Baked Pear with Lemon Ginger Ice Cream
For the pear:
• 1 Bartlet pear
• 4 cups water
• 2 cups sugar
• 1/2 cup Reisling Wine
• 1 tsp ground nutmeg
• 1 small lemon juice
• 3 cinnamon sticks (3 inches)
• 6 to 8 whole cloves
• 1 vanilla bean
• 1 Sheet Puff Pastry
1. Core pears from bottom, leaving stems intact. Peel pears; cut 1/4 in. from the bottom of the pear to level it.
2. In a large saucepan, combine the water, sugar, lemon Juice, cinnamon sticks, nutmeg, and cloves.
3. Split vanilla bean and scrape seeds; add bean and seeds to sugar mixture.
4. Bring to a boil until the liquid thickens about 5 minutes.
5. Reduce heat to a slow simmer; place pears in saucepan and poach uncovered for about 35 minutes. Use a tooth pick to puncture the pear, the toothpick should slide in all of the way with light force.
6. When the pear is tender remove and cool on parchment paper. Strain and reserve poaching syrup for later.
7. Thaw puff pastry dough in the refrigerator so that it is pliable but not sticky.
8. Lightly flour the work surface and place the dough down. Cut into 1/2-in.-wide strips. Starting at the bottom of a pear, wrap a pastry strip around pear and slowly go up to the stem.
9. Transfer to a parchment paper-lined Sheet pan.
10. Bake at 400° for 20 minutes or until golden brown (if using a convection oven then cut the time in half).
11. Meanwhile bring reserved poaching liquid to a boil; cook until liquid is thick and syrupy, about 10-15 minutes. Place pears on dessert plates and drizzle with syrup. Serve warm.
For the lemon ginger ice cream
• 1 tablespoon freshly grated lemon zest
• 1/2 cup fresh lemon juice
• 1/3oz. Fresh Grated Ginger
• 1/2tsp Dried Ground Ginger
• 1 cup Sugar
• 3 large Egg Yolks
• 1 cup heavy cream
• 1 cup half-and-half
• 1/2 teaspoon vanilla- or 1 Vanilla Pod
1. Place the half of the sugar, half-and-half, and the heavy cream into a medium saucepan, over medium heat.

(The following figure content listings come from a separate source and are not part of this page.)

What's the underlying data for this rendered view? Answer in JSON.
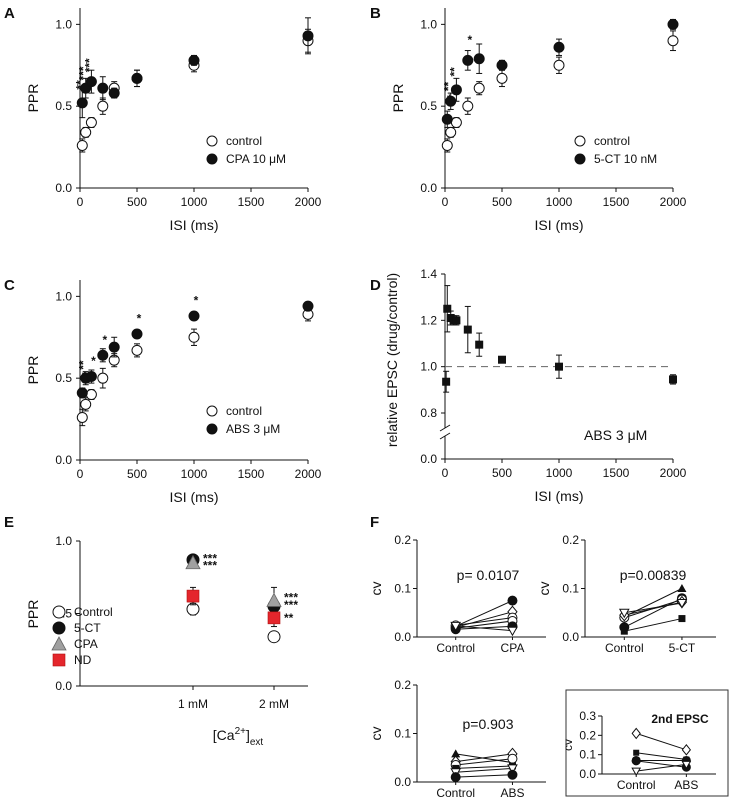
{
  "chart_data": [
    {
      "panel": "A",
      "type": "scatter",
      "xlabel": "ISI  (ms)",
      "ylabel": "PPR",
      "xlim": [
        0,
        2000
      ],
      "ylim": [
        0,
        1.1
      ],
      "xticks": [
        0,
        500,
        1000,
        1500,
        2000
      ],
      "yticks": [
        0.0,
        0.5,
        1.0
      ],
      "ytick_labels": [
        "0.0",
        "0.5",
        "1.0"
      ],
      "legend": [
        {
          "label": "control",
          "marker": "open-circle"
        },
        {
          "label": "CPA 10 μM",
          "marker": "filled-circle"
        }
      ],
      "series": [
        {
          "name": "control",
          "marker": "open-circle",
          "x": [
            20,
            50,
            100,
            200,
            300,
            500,
            1000,
            2000
          ],
          "y": [
            0.26,
            0.34,
            0.4,
            0.5,
            0.61,
            0.67,
            0.75,
            0.9
          ],
          "err": [
            0.04,
            0.03,
            0.03,
            0.05,
            0.04,
            0.05,
            0.04,
            0.07
          ]
        },
        {
          "name": "CPA 10 μM",
          "marker": "filled-circle",
          "x": [
            20,
            50,
            100,
            200,
            300,
            500,
            1000,
            2000
          ],
          "y": [
            0.52,
            0.61,
            0.65,
            0.61,
            0.58,
            0.67,
            0.78,
            0.93
          ],
          "err": [
            0.09,
            0.06,
            0.07,
            0.07,
            0.03,
            0.05,
            0.03,
            0.11
          ]
        }
      ],
      "annotations": [
        {
          "x": 20,
          "y": 0.63,
          "text": "**"
        },
        {
          "x": 50,
          "y": 0.7,
          "text": "***"
        },
        {
          "x": 100,
          "y": 0.75,
          "text": "***"
        }
      ]
    },
    {
      "panel": "B",
      "type": "scatter",
      "xlabel": "ISI  (ms)",
      "ylabel": "PPR",
      "xlim": [
        0,
        2000
      ],
      "ylim": [
        0,
        1.1
      ],
      "xticks": [
        0,
        500,
        1000,
        1500,
        2000
      ],
      "yticks": [
        0.0,
        0.5,
        1.0
      ],
      "ytick_labels": [
        "0.0",
        "0.5",
        "1.0"
      ],
      "legend": [
        {
          "label": "control",
          "marker": "open-circle"
        },
        {
          "label": "5-CT 10 nM",
          "marker": "filled-circle"
        }
      ],
      "series": [
        {
          "name": "control",
          "marker": "open-circle",
          "x": [
            20,
            50,
            100,
            200,
            300,
            500,
            1000,
            2000
          ],
          "y": [
            0.26,
            0.34,
            0.4,
            0.5,
            0.61,
            0.67,
            0.75,
            0.9
          ],
          "err": [
            0.04,
            0.03,
            0.03,
            0.05,
            0.04,
            0.05,
            0.05,
            0.06
          ]
        },
        {
          "name": "5-CT 10 nM",
          "marker": "filled-circle",
          "x": [
            20,
            50,
            100,
            200,
            300,
            500,
            1000,
            2000
          ],
          "y": [
            0.42,
            0.53,
            0.6,
            0.78,
            0.79,
            0.75,
            0.86,
            1.0
          ],
          "err": [
            0.05,
            0.05,
            0.07,
            0.06,
            0.09,
            0.03,
            0.05,
            0.03
          ]
        }
      ],
      "annotations": [
        {
          "x": 20,
          "y": 0.52,
          "text": "*"
        },
        {
          "x": 50,
          "y": 0.62,
          "text": "**"
        },
        {
          "x": 100,
          "y": 0.71,
          "text": "**"
        },
        {
          "x": 200,
          "y": 0.88,
          "text": "*"
        }
      ]
    },
    {
      "panel": "C",
      "type": "scatter",
      "xlabel": "ISI  (ms)",
      "ylabel": "PPR",
      "xlim": [
        0,
        2000
      ],
      "ylim": [
        0,
        1.1
      ],
      "xticks": [
        0,
        500,
        1000,
        1500,
        2000
      ],
      "yticks": [
        0.0,
        0.5,
        1.0
      ],
      "ytick_labels": [
        "0.0",
        "0.5",
        "1.0"
      ],
      "legend": [
        {
          "label": "control",
          "marker": "open-circle"
        },
        {
          "label": "ABS 3 μM",
          "marker": "filled-circle"
        }
      ],
      "series": [
        {
          "name": "control",
          "marker": "open-circle",
          "x": [
            20,
            50,
            100,
            200,
            300,
            500,
            1000,
            2000
          ],
          "y": [
            0.26,
            0.34,
            0.4,
            0.5,
            0.61,
            0.67,
            0.75,
            0.89
          ],
          "err": [
            0.05,
            0.04,
            0.03,
            0.06,
            0.04,
            0.04,
            0.05,
            0.04
          ]
        },
        {
          "name": "ABS 3 μM",
          "marker": "filled-circle",
          "x": [
            20,
            50,
            100,
            200,
            300,
            500,
            1000,
            2000
          ],
          "y": [
            0.41,
            0.5,
            0.51,
            0.64,
            0.69,
            0.77,
            0.88,
            0.94
          ],
          "err": [
            0.03,
            0.04,
            0.04,
            0.04,
            0.06,
            0.02,
            0.02,
            0.02
          ]
        }
      ],
      "annotations": [
        {
          "x": 20,
          "y": 0.49,
          "text": "*"
        },
        {
          "x": 50,
          "y": 0.58,
          "text": "**"
        },
        {
          "x": 100,
          "y": 0.58,
          "text": "*"
        },
        {
          "x": 200,
          "y": 0.71,
          "text": "*"
        },
        {
          "x": 500,
          "y": 0.84,
          "text": "*"
        },
        {
          "x": 1000,
          "y": 0.95,
          "text": "*"
        }
      ]
    },
    {
      "panel": "D",
      "type": "scatter",
      "xlabel": "ISI  (ms)",
      "ylabel": "relative EPSC (drug/control)",
      "xlim": [
        0,
        2000
      ],
      "ylim": [
        0.7,
        1.4
      ],
      "xticks": [
        0,
        500,
        1000,
        1500,
        2000
      ],
      "yticks": [
        0.8,
        1.0,
        1.2,
        1.4
      ],
      "ytick_labels": [
        "0.8",
        "1.0",
        "1.2",
        "1.4"
      ],
      "y_zero_label": "0.0",
      "reference_line": 1.0,
      "label": "ABS 3 μM",
      "series": [
        {
          "name": "ABS 3 μM",
          "marker": "filled-square",
          "x": [
            10,
            20,
            50,
            75,
            100,
            200,
            300,
            500,
            1000,
            2000
          ],
          "y": [
            0.935,
            1.25,
            1.21,
            1.2,
            1.2,
            1.16,
            1.095,
            1.03,
            1.0,
            0.945
          ],
          "err": [
            0.045,
            0.1,
            0.03,
            0.02,
            0.02,
            0.1,
            0.05,
            0.01,
            0.05,
            0.02
          ]
        }
      ]
    },
    {
      "panel": "E",
      "type": "scatter",
      "xlabel": "[Ca2+]ext",
      "ylabel": "PPR",
      "xlabel_parts": {
        "base": "[Ca",
        "sup": "2+",
        "close": "]",
        "sub": "ext"
      },
      "ylim": [
        0,
        1.0
      ],
      "yticks": [
        0.0,
        0.5,
        1.0
      ],
      "ytick_labels": [
        "0.0",
        "0.5",
        "1.0"
      ],
      "categories": [
        "1 mM",
        "2 mM"
      ],
      "legend": [
        {
          "label": "Control",
          "marker": "open-circle"
        },
        {
          "label": "5-CT",
          "marker": "filled-circle"
        },
        {
          "label": "CPA",
          "marker": "gray-triangle"
        },
        {
          "label": "ND",
          "marker": "red-square"
        }
      ],
      "series": [
        {
          "name": "Control",
          "marker": "open-circle",
          "values": [
            0.53,
            0.34
          ],
          "err": [
            0.04,
            0.02
          ]
        },
        {
          "name": "5-CT",
          "marker": "filled-circle",
          "values": [
            0.87,
            0.55
          ],
          "err": [
            0.03,
            0.04
          ]
        },
        {
          "name": "CPA",
          "marker": "gray-triangle",
          "values": [
            0.85,
            0.59
          ],
          "err": [
            0.03,
            0.09
          ]
        },
        {
          "name": "ND",
          "marker": "red-square",
          "values": [
            0.62,
            0.47
          ],
          "err": [
            0.06,
            0.06
          ]
        }
      ],
      "annotations": [
        {
          "category": 0,
          "y": 0.88,
          "text": "***"
        },
        {
          "category": 0,
          "y": 0.83,
          "text": "***"
        },
        {
          "category": 1,
          "y": 0.61,
          "text": "***"
        },
        {
          "category": 1,
          "y": 0.56,
          "text": "***"
        },
        {
          "category": 1,
          "y": 0.47,
          "text": "**"
        }
      ]
    },
    {
      "panel": "F1",
      "type": "line",
      "ylabel": "cv",
      "categories": [
        "Control",
        "CPA"
      ],
      "ylim": [
        0,
        0.2
      ],
      "yticks": [
        0.0,
        0.1,
        0.2
      ],
      "ytick_labels": [
        "0.0",
        "0.1",
        "0.2"
      ],
      "label": "p= 0.0107",
      "series": [
        {
          "marker": "filled-circle",
          "values": [
            0.022,
            0.075
          ]
        },
        {
          "marker": "open-diamond",
          "values": [
            0.02,
            0.052
          ]
        },
        {
          "marker": "open-circle",
          "values": [
            0.024,
            0.04
          ]
        },
        {
          "marker": "open-circle",
          "values": [
            0.018,
            0.033
          ]
        },
        {
          "marker": "filled-circle",
          "values": [
            0.016,
            0.022
          ]
        },
        {
          "marker": "open-triangle-down",
          "values": [
            0.023,
            0.013
          ]
        }
      ]
    },
    {
      "panel": "F2",
      "type": "line",
      "ylabel": "cv",
      "categories": [
        "Control",
        "5-CT"
      ],
      "ylim": [
        0,
        0.2
      ],
      "yticks": [
        0.0,
        0.1,
        0.2
      ],
      "ytick_labels": [
        "0.0",
        "0.1",
        "0.2"
      ],
      "label": "p=0.00839",
      "series": [
        {
          "marker": "filled-triangle",
          "values": [
            0.042,
            0.1
          ]
        },
        {
          "marker": "filled-circle",
          "values": [
            0.02,
            0.08
          ]
        },
        {
          "marker": "open-circle",
          "values": [
            0.04,
            0.077
          ]
        },
        {
          "marker": "open-diamond",
          "values": [
            0.045,
            0.072
          ]
        },
        {
          "marker": "open-triangle-down",
          "values": [
            0.05,
            0.07
          ]
        },
        {
          "marker": "filled-square",
          "values": [
            0.012,
            0.038
          ]
        }
      ]
    },
    {
      "panel": "F3",
      "type": "line",
      "ylabel": "cv",
      "categories": [
        "Control",
        "ABS"
      ],
      "ylim": [
        0,
        0.2
      ],
      "yticks": [
        0.0,
        0.1,
        0.2
      ],
      "ytick_labels": [
        "0.0",
        "0.1",
        "0.2"
      ],
      "label": "p=0.903",
      "series": [
        {
          "marker": "filled-triangle",
          "values": [
            0.058,
            0.04
          ]
        },
        {
          "marker": "open-diamond",
          "values": [
            0.042,
            0.058
          ]
        },
        {
          "marker": "open-circle",
          "values": [
            0.035,
            0.048
          ]
        },
        {
          "marker": "filled-square",
          "values": [
            0.028,
            0.033
          ]
        },
        {
          "marker": "open-triangle-down",
          "values": [
            0.02,
            0.028
          ]
        },
        {
          "marker": "filled-circle",
          "values": [
            0.01,
            0.015
          ]
        }
      ]
    },
    {
      "panel": "F4",
      "type": "line",
      "ylabel": "cv",
      "categories": [
        "Control",
        "ABS"
      ],
      "ylim": [
        0,
        0.3
      ],
      "yticks": [
        0.0,
        0.1,
        0.2,
        0.3
      ],
      "ytick_labels": [
        "0.0",
        "0.1",
        "0.2",
        "0.3"
      ],
      "label": "2nd EPSC",
      "series": [
        {
          "marker": "open-diamond",
          "values": [
            0.21,
            0.125
          ]
        },
        {
          "marker": "filled-square",
          "values": [
            0.11,
            0.075
          ]
        },
        {
          "marker": "filled-circle",
          "values": [
            0.07,
            0.07
          ]
        },
        {
          "marker": "filled-circle",
          "values": [
            0.068,
            0.035
          ]
        },
        {
          "marker": "open-triangle-down",
          "values": [
            0.015,
            0.05
          ]
        }
      ]
    }
  ]
}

2. Bring the mixture just to a simmer, stirring occasionally, and remove from the heat.
3. In a bowl mix sugar, yolks and vanilla together.
4. Slowly add 1 cup of the cream mixture to the egg mixture while stirring consistently so that the hot cream doesn’t cook the egg.
5. Next combine all back into the saucepan and heat slowly while consistently stirring the bottom of the pan so that nothing sticks.
6. After the custard has thickened and the zest and juice.
7. Cool completely until the temperature reaches 36 degrees.